This was feedback received from one of the spouses at the conclusion of a recent family mediation with properties, two lovely children, tensions rising all the way, lawyers in the room and the whole nine yards. The case settled with a creative solution, although, apparently, they were blocked in a no exit situation, with him having to move out and asking for “his rights” while she wanted to keep the children and the house, but had limited financial possibilities in the process to settle the deal and be able to realistically manage everything in the long run.
His feedback reinforced the reality according to which the awareness with respect to the roles of the mediator is far from the levels necessary for mediation to reach its potential in any jurisdiction. Thankfully, although the previous negotiation attempts were not successful, their attorneys were able to really see their opportunity to keep on trying to settle and use mediation to do so. They were equally instrumental in preparing to settle, a totally different process than preparing to win in court, preparation that reflected in the mediation room by their significant contribution to the outcome. Perhaps we can focus on these things in a future post.

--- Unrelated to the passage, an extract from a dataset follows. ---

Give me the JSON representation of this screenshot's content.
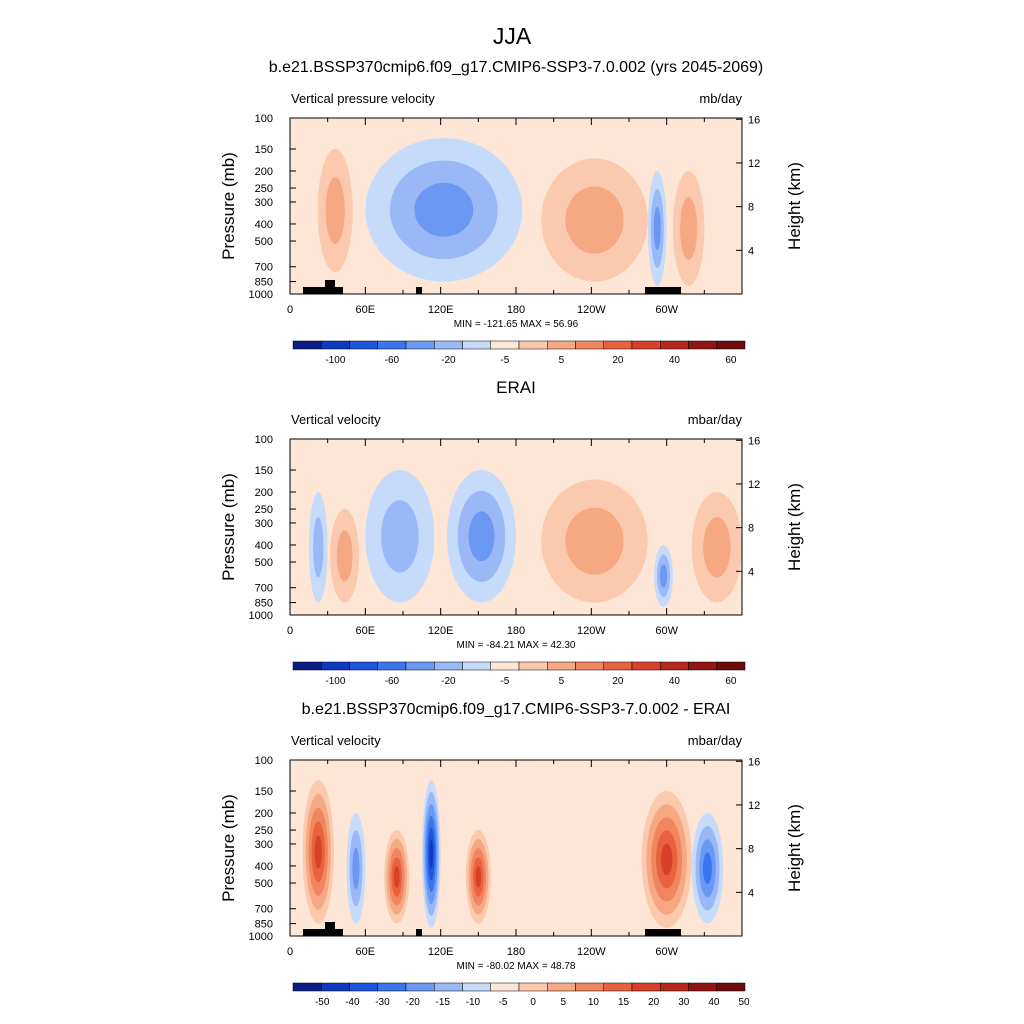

So, back to my client, I thought about following up on his comment and to try to unpack it a little bit to better understand his perceptions about the value we, as co-mediators, added to the process. The brief conversation that followed and that inspired this post started with my question, “Thanks […], can I ask you how exactly do you see now our contribution to the resolution of the case?”
His reflections were very interesting. First, he mentioned that having a sustainable framework provided by the mediators was essential to help them engage initially. This included the neutral physical space (our office), the ground rules for the process, including the confidentiality and so on. As an example, he mentioned that the previous negotiation attempts at home were usually ending with a huge argument, and the ones facilitated by and with their lawyers were always very, very short, ending with the same intense argument. But having rules agreed beforehand and neutral facilitators ready to enforce the rules and to build trust with the parties was essential to get them started.
Second, my client spoke about the explanations we provided to help the parties really understand how to use the mediation process at its highest potential. He didn’t only refer to capacity building around the abstract principles for interest-based negotiation, he spoke about the benefits of spending time with each party in the preparation stage and then delivering a simple and effective summary in the opening joint meeting with practical examples and continued opportunities to discuss this further and answer questions throughout the process. Having been informed about the rules and the instruments related to mediation, the parties could take the time and avoid the risk of rushing to the stage of proposals.
Third, interestingly, he submitted that the most important contribution of the mediators to the success of the process was their ability to build trust, to ask the hard questions in a gentle but straight manner, to help parties outline the “walls” (his word exactly) that confined them initially, and to align them to the goal of breaking the wall. In short, he referred to it as the mediators’ “courage and informality”.
So, if we bring them together, we’re looking at three important skills, providing a sustainable framework, building capacity effectively and not shying away from asking the real questions, diving in the substance in a gentle, honest and open manner. So, my final question to him was “Any of these seem magical to you?”. My client smiled while replying “Adi, yes and no, yes and no!”.